O maioral dos publicanos, sensibilizado por tais consequências, enxerga aos poucos o seu estado pecaminoso; o coração, profundamente abalado, grita por salvação. A passagem de Jesus pela cidade o enche de esperança e o encoraja a vencer todos os obstáculos para vê-lo – e o Salvador não decepciona o desejo íntimo, persistente, do pecador contrito.
l -. A Personagem Central
1) Apenas quando Jesus, espontânea e surpreendentemente, olha para Zaqueu, o chama e se oferece para ir à casa dele, este chega a se conhecer de verdade. Antes foi como o Cavaleiro sobre o Lago de Constança, ignorante do perigo mortal de andar quilômetros a fio em cima do gelo. De Jesus depende tudo. Ele é o escopo da vida deste homem e de todos; é autor e consumador da fé (Hb 12.2). Sua iniciativa não pergunta por nossa disposição e preparação para recebê-lo, pois é criativa e suscita, inclusive, a estas.
2) Nisso uma pregação comprometida com a Teologia Reformatória necessita ser decididamente clara.
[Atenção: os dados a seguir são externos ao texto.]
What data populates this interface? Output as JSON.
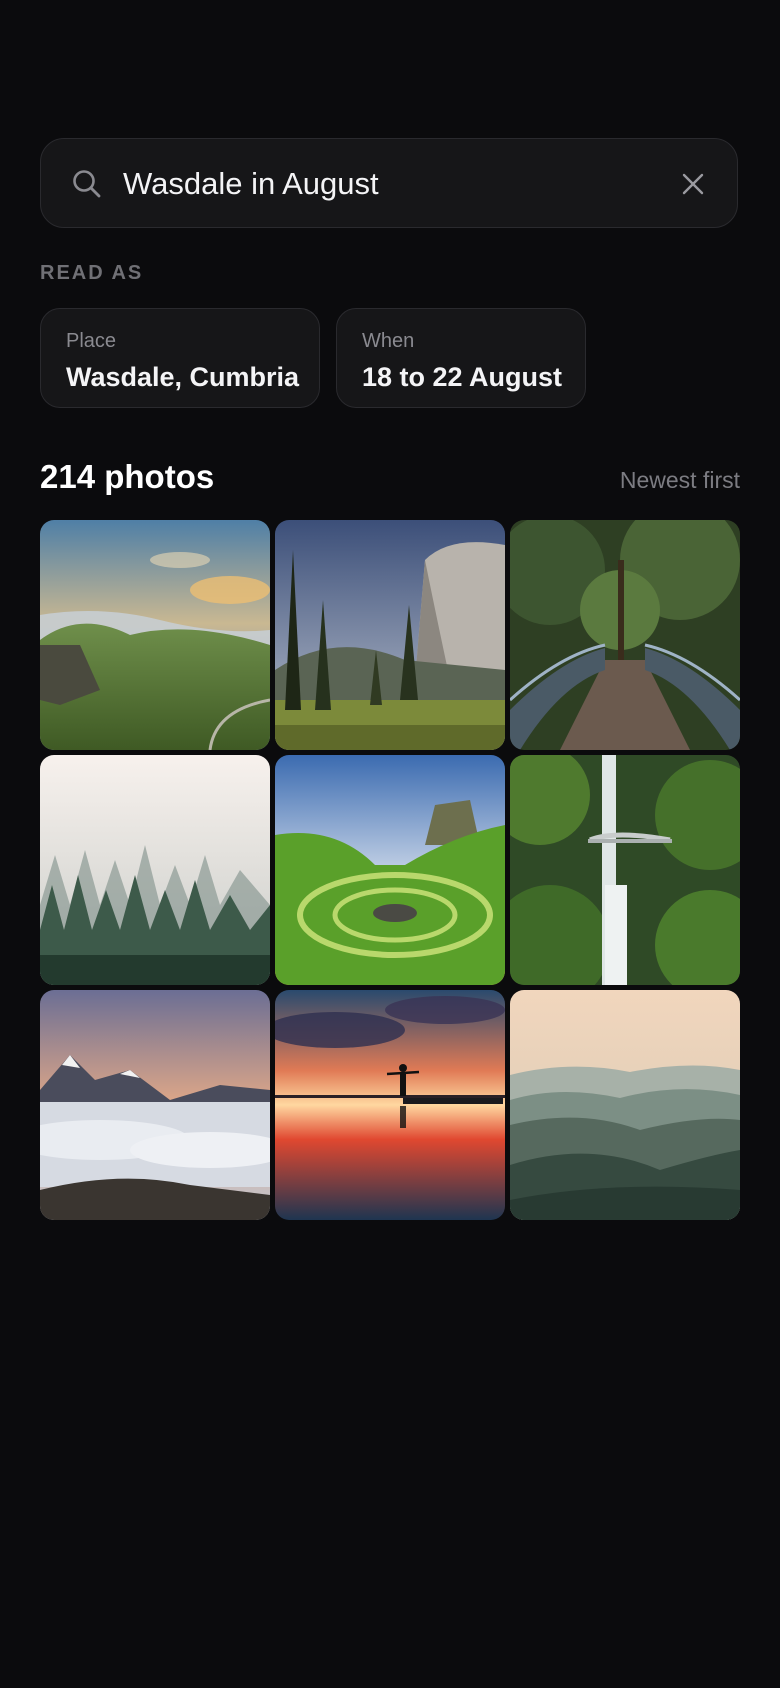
{
  "search": {
    "query": "Wasdale in August",
    "icon": "search-icon",
    "clear_icon": "close-icon"
  },
  "interpretation": {
    "label": "READ AS",
    "chips": [
      {
        "key": "Place",
        "value": "Wasdale, Cumbria"
      },
      {
        "key": "When",
        "value": "18 to 22 August"
      }
    ]
  },
  "results": {
    "count_label": "214 photos",
    "sort_label": "Newest first"
  },
  "photos": [
    {
      "subject": "green valley with clouds at sunset"
    },
    {
      "subject": "granite cliff with pine trees"
    },
    {
      "subject": "wooden footbridge in forest"
    },
    {
      "subject": "misty pine forest"
    },
    {
      "subject": "green spiral of stones in valley at sunset"
    },
    {
      "subject": "waterfall with bridge"
    },
    {
      "subject": "snowy peaks above sea of clouds"
    },
    {
      "subject": "person silhouette reflected at sunset"
    },
    {
      "subject": "hazy layered hills"
    }
  ],
  "colors": {
    "background": "#0b0b0d",
    "surface": "#161618",
    "border": "#2a2a2e",
    "muted_text": "#7c7c82"
  }
}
Se não me engano, também neste ponto ela começa a ruir nas fileiras da IECLB. Por isso parece oportuno lembrar:
a) que, segundo M. Lutero, tão pouco alguém consegue crer em Deus a partir de si próprio, quanto crescer nesta fé e aperfeiçoá-la; ou, como afirma J. Calvino, o homem é tão incapaz para a fé como o burro o é para a sinfonia.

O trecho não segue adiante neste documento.